Does the fascination come from the ‘tortured soul persona’ that was Fletcher Christian and the fact that very little is actually known about him? Most importantly, why he led a mutiny that he knew would doom him as an outlaw for the rest of his life.
I think it’s because the Mutiny on the Bounty is a story of mythic proportions. It will never die because it is true AND nobody will ever really know what happened.
So let’s dive in.
The two protagonists
This story centres on two men: Captain William Bligh and his first mate on the Bounty, Fletcher Christian.
It would be nice to say that one was good and the other one was not but that is not how this story works.
Depending on what book you read and when it was published, you can read that Bligh was the good Captain just trying to do right by his crew and Christian was the willful bad guy who would do anything to return to his lover in Tahiti; or you can decide that Bligh was tyrannical and abusive and drove the good-hearted and well-liked Christian to mutiny.
But that does not answer the question of why other crew members joined in with Christian.
So what do we know?
First up, we know a lot more about Bligh than we do about Christian.
Born on 9 September 1754, William Bligh was an exceptionally skilled navigator with an equally high opinion of himself. He was a bombastic, tyrannical and unpleasant person with a vile temper. He was also inclined to verbally abuse his crew and his officers but was fiercely loyal to Britain and the Navy. Like the leopard that could not change its spots, Bligh was like this before he captained the Bounty, on the Bounty and all the years after the Bounty.
Much less is known of Fletcher Christian. There is no surviving portrait or image of him. He was ten years younger than Bligh and from the Cumbria region of England. Bligh described him as strong, dark haired and olive-skinned, with bowed legs and a tendency towards excessive perspiration. Unlike Bligh, Christian came from a distinguished family that had fallen on hard times, especially after his father died.
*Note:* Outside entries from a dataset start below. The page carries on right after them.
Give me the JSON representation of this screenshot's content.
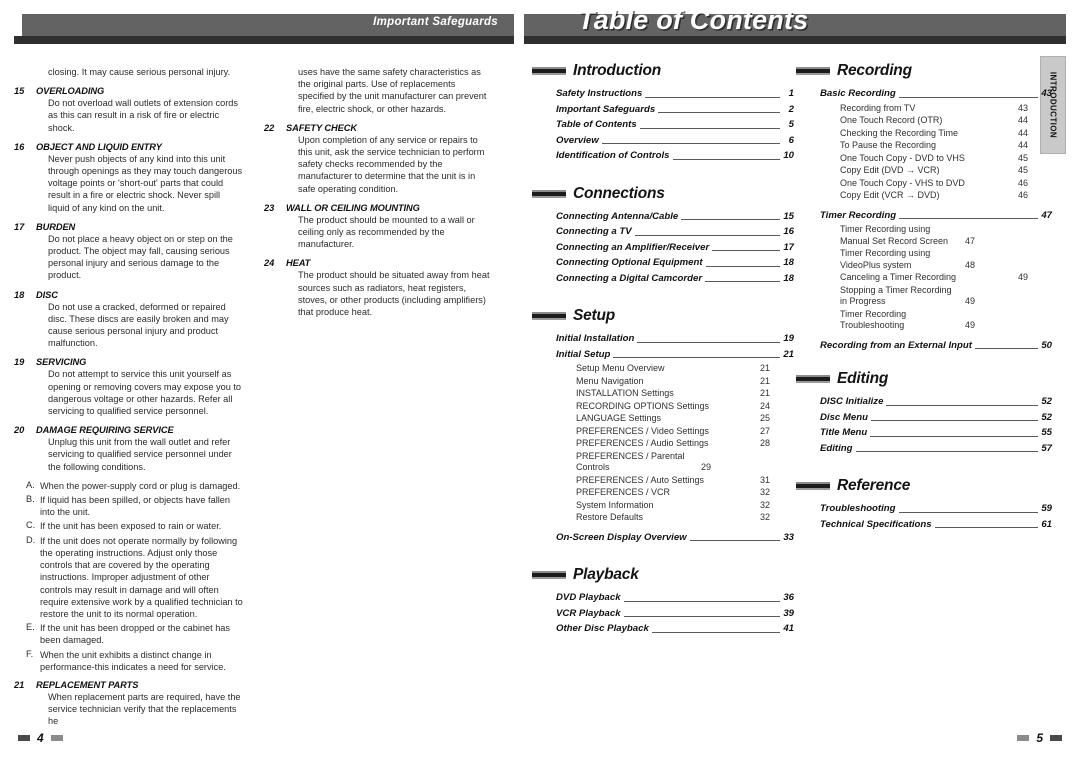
{
  "headers": {
    "left_title": "Important Safeguards",
    "right_title": "Table of Contents"
  },
  "side_tab": {
    "label": "INTRODUCTION"
  },
  "footers": {
    "left_page": "4",
    "right_page": "5"
  },
  "safeguards": {
    "col1": {
      "intro_text": "closing. It may cause serious personal injury.",
      "items": [
        {
          "num": "15",
          "head": "OVERLOADING",
          "body": "Do not overload wall outlets of extension cords as this can result in a risk of fire or electric shock."
        },
        {
          "num": "16",
          "head": "OBJECT AND LIQUID ENTRY",
          "body": "Never push objects of any kind into this unit through openings as they may touch dangerous voltage points or 'short-out' parts that could result in a fire or electric shock. Never spill liquid of any kind on the unit."
        },
        {
          "num": "17",
          "head": "BURDEN",
          "body": "Do not place a heavy object on or step on the product. The object may fall, causing serious personal injury and serious damage to the product."
        },
        {
          "num": "18",
          "head": "DISC",
          "body": "Do not use a cracked, deformed or repaired disc. These discs are easily broken and may cause serious personal injury and product malfunction."
        },
        {
          "num": "19",
          "head": "SERVICING",
          "body": "Do not attempt to service this unit yourself as opening or removing covers may expose you to dangerous voltage or other hazards. Refer all servicing to qualified service personnel."
        },
        {
          "num": "20",
          "head": "DAMAGE REQUIRING SERVICE",
          "body": "Unplug this unit from the wall outlet and refer servicing to qualified service personnel under the following conditions."
        }
      ],
      "sub_items": [
        {
          "letter": "A.",
          "text": "When the power-supply cord or plug is damaged."
        },
        {
          "letter": "B.",
          "text": "If liquid has been spilled, or objects have fallen into the unit."
        },
        {
          "letter": "C.",
          "text": "If the unit has been exposed to rain or water."
        },
        {
          "letter": "D.",
          "text": "If the unit does not operate normally by following the operating instructions. Adjust only those controls that are covered by the operating instructions. Improper adjustment of other controls may result in damage and will often require extensive work by a qualified technician to restore the unit to its normal operation."
        },
        {
          "letter": "E.",
          "text": "If the unit has been dropped or the cabinet has been damaged."
        },
        {
          "letter": "F.",
          "text": "When the unit exhibits a distinct change in performance-this indicates a need for service."
        }
      ],
      "last_item": {
        "num": "21",
        "head": "REPLACEMENT PARTS",
        "body": "When replacement parts are required, have the service technician verify that the replacements he"
      }
    },
    "col2": {
      "intro_text": "uses have the same safety characteristics as the original parts. Use of replacements specified by the unit manufacturer can prevent fire, electric shock, or other hazards.",
      "items": [
        {
          "num": "22",
          "head": "SAFETY CHECK",
          "body": "Upon completion of any service or repairs to this unit, ask the service technician to perform safety checks recommended by the manufacturer to determine that the unit is in safe operating condition."
        },
        {
          "num": "23",
          "head": "WALL OR CEILING MOUNTING",
          "body": "The product should be mounted to a wall or ceiling only as recommended by the manufacturer."
        },
        {
          "num": "24",
          "head": "HEAT",
          "body": "The product should be situated away from heat sources such as radiators, heat registers, stoves, or other products (including amplifiers) that produce heat."
        }
      ]
    }
  },
  "toc": {
    "sections": [
      {
        "title": "Introduction",
        "entries": [
          {
            "label": "Safety Instructions",
            "page": "1"
          },
          {
            "label": "Important Safeguards",
            "page": "2"
          },
          {
            "label": "Table of Contents",
            "page": "5"
          },
          {
            "label": "Overview",
            "page": "6"
          },
          {
            "label": "Identification of Controls",
            "page": "10"
          }
        ]
      },
      {
        "title": "Connections",
        "entries": [
          {
            "label": "Connecting Antenna/Cable",
            "page": "15"
          },
          {
            "label": "Connecting a TV",
            "page": "16"
          },
          {
            "label": "Connecting an Amplifier/Receiver",
            "page": "17"
          },
          {
            "label": "Connecting Optional Equipment",
            "page": "18"
          },
          {
            "label": "Connecting a Digital Camcorder",
            "page": "18"
          }
        ]
      },
      {
        "title": "Setup",
        "entries": [
          {
            "label": "Initial Installation",
            "page": "19"
          },
          {
            "label": "Initial Setup",
            "page": "21"
          }
        ],
        "subentries": [
          {
            "label": "Setup Menu Overview",
            "page": "21"
          },
          {
            "label": "Menu Navigation",
            "page": "21"
          },
          {
            "label": "INSTALLATION Settings",
            "page": "21"
          },
          {
            "label": "RECORDING OPTIONS Settings",
            "page": "24"
          },
          {
            "label": "LANGUAGE Settings",
            "page": "25"
          },
          {
            "label": "PREFERENCES / Video Settings",
            "page": "27"
          },
          {
            "label": "PREFERENCES / Audio Settings",
            "page": "28"
          },
          {
            "label": "PREFERENCES / Parental Controls",
            "page": "29"
          },
          {
            "label": "PREFERENCES / Auto Settings",
            "page": "31"
          },
          {
            "label": "PREFERENCES / VCR",
            "page": "32"
          },
          {
            "label": "System Information",
            "page": "32"
          },
          {
            "label": "Restore Defaults",
            "page": "32"
          }
        ],
        "trailing_entries": [
          {
            "label": "On-Screen Display Overview",
            "page": "33"
          }
        ]
      },
      {
        "title": "Playback",
        "entries": [
          {
            "label": "DVD Playback",
            "page": "36"
          },
          {
            "label": "VCR Playback",
            "page": "39"
          },
          {
            "label": "Other Disc Playback",
            "page": "41"
          }
        ]
      },
      {
        "title": "Recording",
        "entries": [
          {
            "label": "Basic Recording",
            "page": "43"
          }
        ],
        "subentries": [
          {
            "label": "Recording from TV",
            "page": "43"
          },
          {
            "label": "One Touch Record (OTR)",
            "page": "44"
          },
          {
            "label": "Checking the Recording Time",
            "page": "44"
          },
          {
            "label": "To Pause the Recording",
            "page": "44"
          },
          {
            "label": "One Touch Copy - DVD to VHS",
            "page": "45"
          },
          {
            "label": "Copy Edit (DVD → VCR)",
            "page": "45"
          },
          {
            "label": "One Touch Copy - VHS to DVD",
            "page": "46"
          },
          {
            "label": "Copy Edit (VCR → DVD)",
            "page": "46"
          }
        ],
        "entries2": [
          {
            "label": "Timer Recording",
            "page": "47"
          }
        ],
        "subentries2": [
          {
            "label": "Timer Recording using Manual Set Record Screen",
            "page": "47"
          },
          {
            "label": "Timer Recording using VideoPlus system",
            "page": "48"
          },
          {
            "label": "Canceling a Timer Recording",
            "page": "49"
          },
          {
            "label": "Stopping a Timer Recording in Progress",
            "page": "49"
          },
          {
            "label": "Timer Recording Troubleshooting",
            "page": "49"
          }
        ],
        "trailing_entries": [
          {
            "label": "Recording from an External Input",
            "page": "50"
          }
        ]
      },
      {
        "title": "Editing",
        "entries": [
          {
            "label": "DISC Initialize",
            "page": "52"
          },
          {
            "label": "Disc Menu",
            "page": "52"
          },
          {
            "label": "Title Menu",
            "page": "55"
          },
          {
            "label": "Editing",
            "page": "57"
          }
        ]
      },
      {
        "title": "Reference",
        "entries": [
          {
            "label": "Troubleshooting",
            "page": "59"
          },
          {
            "label": "Technical Specifications",
            "page": "61"
          }
        ]
      }
    ]
  }
}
His brother described him as amiable and likable, an excellent scholar but nobody knows in what. No-one knows why he joined the Navy or when.
The two men first met sometime in 1787 and sailed together. It seems they liked each other. Thanks to Bligh, Christian signed on to the Bounty expedition and Bligh quickly promoted him to acting lieutenant. Perhaps the fatherless Christian was looking for a mentor and Bligh enjoyed the ego boost of a younger man’s adoration.
Obviously, it all went horribly wrong… but how?